The Heko Farm Association, based in Marseille, was created in response to the climate emergency. It is working towards the emergence, in this metropolis, of a localized, sustainable and resilient food system. To achieve this, it is pursuing four objectives. First, the development of productive micro-farms in urban and peri-urban environments. Second, the creation of spaces dedicated to urban agriculture. Also, the transformation of collective green spaces. Finally, the development of educational tools for schoolchildren.

This ambition has resulted in several achievements: setting up an educational garden at a Marseille primary school, an urban farm project in a priority part of the city with the municipal council, gardening operation in this same area, etc.

A project in the wake of the construction of the L2 ring road

In Marseille, the A507 urban motorway - or L2 ring road - has led to the redevelopment of many areas within the conurbation and to freeing up unbuilt and, until now, neglected urban land. Heko Farm took an interest in it. The association contacted the company operating the A507 in order to transform this urban wasteland into a place of greenery and local life: Le Talus.

This programme was created in a former landfill site, in the heart of a working-class district. There were two findings there: a lack of green spaces and difficult access to quality local food products. To help overcome these two problems, the players from this project focused on two areas: edible revegetation and ecological agricultural activities inspired by permaculture. The approach also made it possible to experiment with ecological transition at this open-air laboratory.

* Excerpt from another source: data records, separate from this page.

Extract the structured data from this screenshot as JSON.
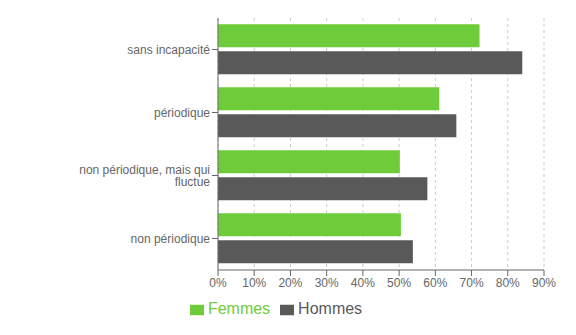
{
  "chart_data": {
    "type": "bar",
    "orientation": "horizontal",
    "categories": [
      "sans incapacité",
      "périodique",
      "non périodique, mais qui fluctue",
      "non périodique"
    ],
    "series": [
      {
        "name": "Femmes",
        "color": "#6ecc3a",
        "values": [
          72.2,
          61.1,
          50.2,
          50.5
        ]
      },
      {
        "name": "Hommes",
        "color": "#595959",
        "values": [
          84.0,
          65.8,
          57.8,
          53.8
        ]
      }
    ],
    "xlim": [
      0,
      90
    ],
    "xticks": [
      {
        "value": 0,
        "label": "0%"
      },
      {
        "value": 10,
        "label": "10%"
      },
      {
        "value": 20,
        "label": "20%"
      },
      {
        "value": 30,
        "label": "30%"
      },
      {
        "value": 40,
        "label": "40%"
      },
      {
        "value": 50,
        "label": "50%"
      },
      {
        "value": 60,
        "label": "60%"
      },
      {
        "value": 70,
        "label": "70%"
      },
      {
        "value": 80,
        "label": "80%"
      },
      {
        "value": 90,
        "label": "90%"
      }
    ],
    "grid": true,
    "legend": "bottom"
  }
}
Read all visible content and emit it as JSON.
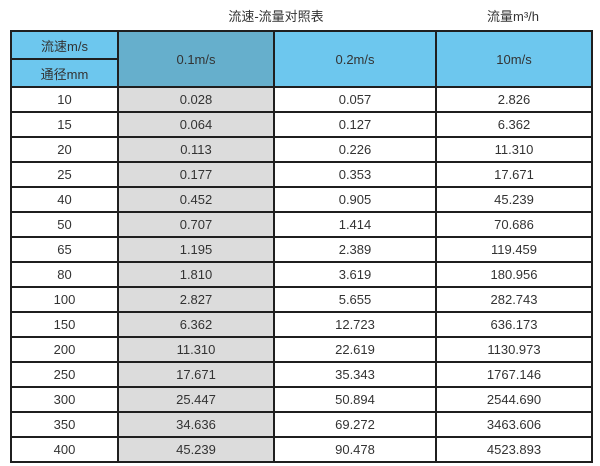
{
  "page": {
    "title": "流速-流量对照表",
    "unit_label": "流量m³/h"
  },
  "colors": {
    "header_blue": "#6dc7ee",
    "header_dark_blue": "#66afcc",
    "shaded_column": "#dcdcdc",
    "border": "#1f1f1f",
    "text": "#333333"
  },
  "table": {
    "corner_top": "流速m/s",
    "corner_bottom": "通径mm",
    "columns": [
      "0.1m/s",
      "0.2m/s",
      "10m/s"
    ],
    "rows": [
      {
        "dn": "10",
        "values": [
          "0.028",
          "0.057",
          "2.826"
        ]
      },
      {
        "dn": "15",
        "values": [
          "0.064",
          "0.127",
          "6.362"
        ]
      },
      {
        "dn": "20",
        "values": [
          "0.113",
          "0.226",
          "11.310"
        ]
      },
      {
        "dn": "25",
        "values": [
          "0.177",
          "0.353",
          "17.671"
        ]
      },
      {
        "dn": "40",
        "values": [
          "0.452",
          "0.905",
          "45.239"
        ]
      },
      {
        "dn": "50",
        "values": [
          "0.707",
          "1.414",
          "70.686"
        ]
      },
      {
        "dn": "65",
        "values": [
          "1.195",
          "2.389",
          "119.459"
        ]
      },
      {
        "dn": "80",
        "values": [
          "1.810",
          "3.619",
          "180.956"
        ]
      },
      {
        "dn": "100",
        "values": [
          "2.827",
          "5.655",
          "282.743"
        ]
      },
      {
        "dn": "150",
        "values": [
          "6.362",
          "12.723",
          "636.173"
        ]
      },
      {
        "dn": "200",
        "values": [
          "11.310",
          "22.619",
          "1130.973"
        ]
      },
      {
        "dn": "250",
        "values": [
          "17.671",
          "35.343",
          "1767.146"
        ]
      },
      {
        "dn": "300",
        "values": [
          "25.447",
          "50.894",
          "2544.690"
        ]
      },
      {
        "dn": "350",
        "values": [
          "34.636",
          "69.272",
          "3463.606"
        ]
      },
      {
        "dn": "400",
        "values": [
          "45.239",
          "90.478",
          "4523.893"
        ]
      }
    ]
  },
  "chart_data": {
    "type": "table",
    "title": "流速-流量对照表",
    "unit": "流量m³/h",
    "row_axis_label": "通径mm",
    "col_axis_label": "流速m/s",
    "categories": [
      10,
      15,
      20,
      25,
      40,
      50,
      65,
      80,
      100,
      150,
      200,
      250,
      300,
      350,
      400
    ],
    "series": [
      {
        "name": "0.1m/s",
        "values": [
          0.028,
          0.064,
          0.113,
          0.177,
          0.452,
          0.707,
          1.195,
          1.81,
          2.827,
          6.362,
          11.31,
          17.671,
          25.447,
          34.636,
          45.239
        ]
      },
      {
        "name": "0.2m/s",
        "values": [
          0.057,
          0.127,
          0.226,
          0.353,
          0.905,
          1.414,
          2.389,
          3.619,
          5.655,
          12.723,
          22.619,
          35.343,
          50.894,
          69.272,
          90.478
        ]
      },
      {
        "name": "10m/s",
        "values": [
          2.826,
          6.362,
          11.31,
          17.671,
          45.239,
          70.686,
          119.459,
          180.956,
          282.743,
          636.173,
          1130.973,
          1767.146,
          2544.69,
          3463.606,
          4523.893
        ]
      }
    ]
  }
}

At a practical level, Le Talus brings together vegetable garden containers for hire, organic production and the sale of fruit and vegetables, a henhouse whose fresh eggs are on sale, a collective vermicompost bin, various training courses and events, a beehive, an educational pool, etc.

To maintain the vegetated areas (fruit hedges, shrubs and large trees), operate the urban nursery, exploit the market garden perimeter and that of the bioclimatic greenhouse, Heko Farm came together with the integration group through the La Varappe business, already a partner of the Veolia foundation. These tasks will ultimately lead to the creation of eight integration jobs in urban market gardening.

Solidarity cuisine in 2021

In 2021, Heko Farm is developing the idea of solidarity cuisine at Le Talus. The key idea is to create, in re-use containers, a shared kitchen open to the outside and allowing the inhabitants of the surrounding neighbourhoods to participate in the preparation of meals, train in catering or consume meals. In addition to its classic catering activity, in offering a range of sustainable and affordable dishes and products, the kitchen will host educational workshops on sustainable and regional food. Events will also be held on the manufacture of household and cosmetic products with grandmother's recipes, which are both less expensive and more eco-responsible. All the components of these recipes will be available in the solidarity catering shop area.

This third place, supported by the Veolia Foundation, is an area where you can grow produce, eat, have a drink, observe and meet people.  Access is free and it is open during the day on Wednesdays and Saturdays. Tuesdays are dedicated to participatory projects: the participants build, sow and harvest. They improve and keep Le Talus alive.

A recycling workshop in 2023

In 2023, Talus is developing a project to raise awareness of reuse, do-it-yourself and lowtech. In particular, a Recyclerie workshop is designed to offer residents of the Air Bel neighborhood an educational dynamic around these themes. The aim is to meet the needs of local residents by creating waste recovery channels and involving as many people as possible.

In concrete terms, a collection point for certain types of waste will be opened, with a view to recycling them in the Recyclerie workshop. At the same time, free educational workcamps are planned, focusing in particular on construction using reused materials.